For part (b), we can use the same approach but with a slightly different matrix. We can take the matrix to be:

$$
A=\begin{pmatrix}
-1 & 0 & 0 \\
0 & 1 & 0 \\
0 & 0 & -1
\end{pmatrix}
$$

This matrix has determinant -1 and trace -3, which correspond to the 3 rotations and 3 reflections of a cube. This yields the group $K\approx D_3$ as before, and we can take $J$ to be the group $\{I,-I\}$ as before. This yields the group $G\approx D_3\times \mathbb{Z}_2 \approx D_3\oplus \mathbb{Z}_2$.
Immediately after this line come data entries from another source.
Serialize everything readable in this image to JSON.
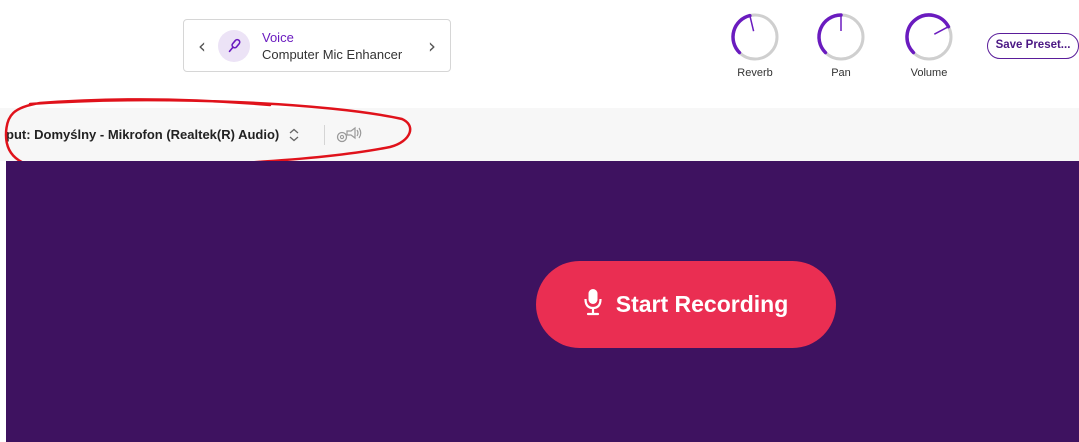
{
  "preset": {
    "category": "Voice",
    "name": "Computer Mic Enhancer",
    "prev_icon": "chevron-left-icon",
    "next_icon": "chevron-right-icon",
    "icon": "microphone-icon"
  },
  "knobs": [
    {
      "label": "Reverb",
      "value_fraction": 0.45
    },
    {
      "label": "Pan",
      "value_fraction": 0.5
    },
    {
      "label": "Volume",
      "value_fraction": 0.73
    }
  ],
  "save_preset": {
    "label": "Save Preset..."
  },
  "input": {
    "label": "put: Domyślny - Mikrofon (Realtek(R) Audio)",
    "select_icon": "updown-chevron-icon",
    "monitor_icon": "speaker-settings-icon"
  },
  "record": {
    "label": "Start Recording",
    "icon": "microphone-icon"
  },
  "colors": {
    "accent_purple": "#6a1bbf",
    "stage_bg": "#3e1260",
    "record_red": "#ea2e52",
    "annotation_red": "#e0121b"
  }
}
For part (c), we can use a similar approach but with a different matrix. We can take the matrix to be:

$$
B=\begin{pmatrix}
0 & 1 & 0 \\
1 & 0 & 0 \\
0 & 0 & 1
\end{pmatrix}
$$

This matrix has determinant 1 and trace 1, which correspond to the 6 rotations and 1 inversion of a hexagonal prism. We can take $K$ to be the group of rotations, which is isomorphic to the cyclic group of order 6, and $J$ to be the group of reflections, which is isomorphic to the cyclic group of order 2. This yields the group $G\approx \mathbb{Z}_6\times \mathbb{Z}_2 \approx \mathbb{Z}_6\oplus \mathbb{Z}_2$, which is isomorphic to the group of symmetries of a hexagonal prism.

I hope this helps! Let me know if you have any further questions.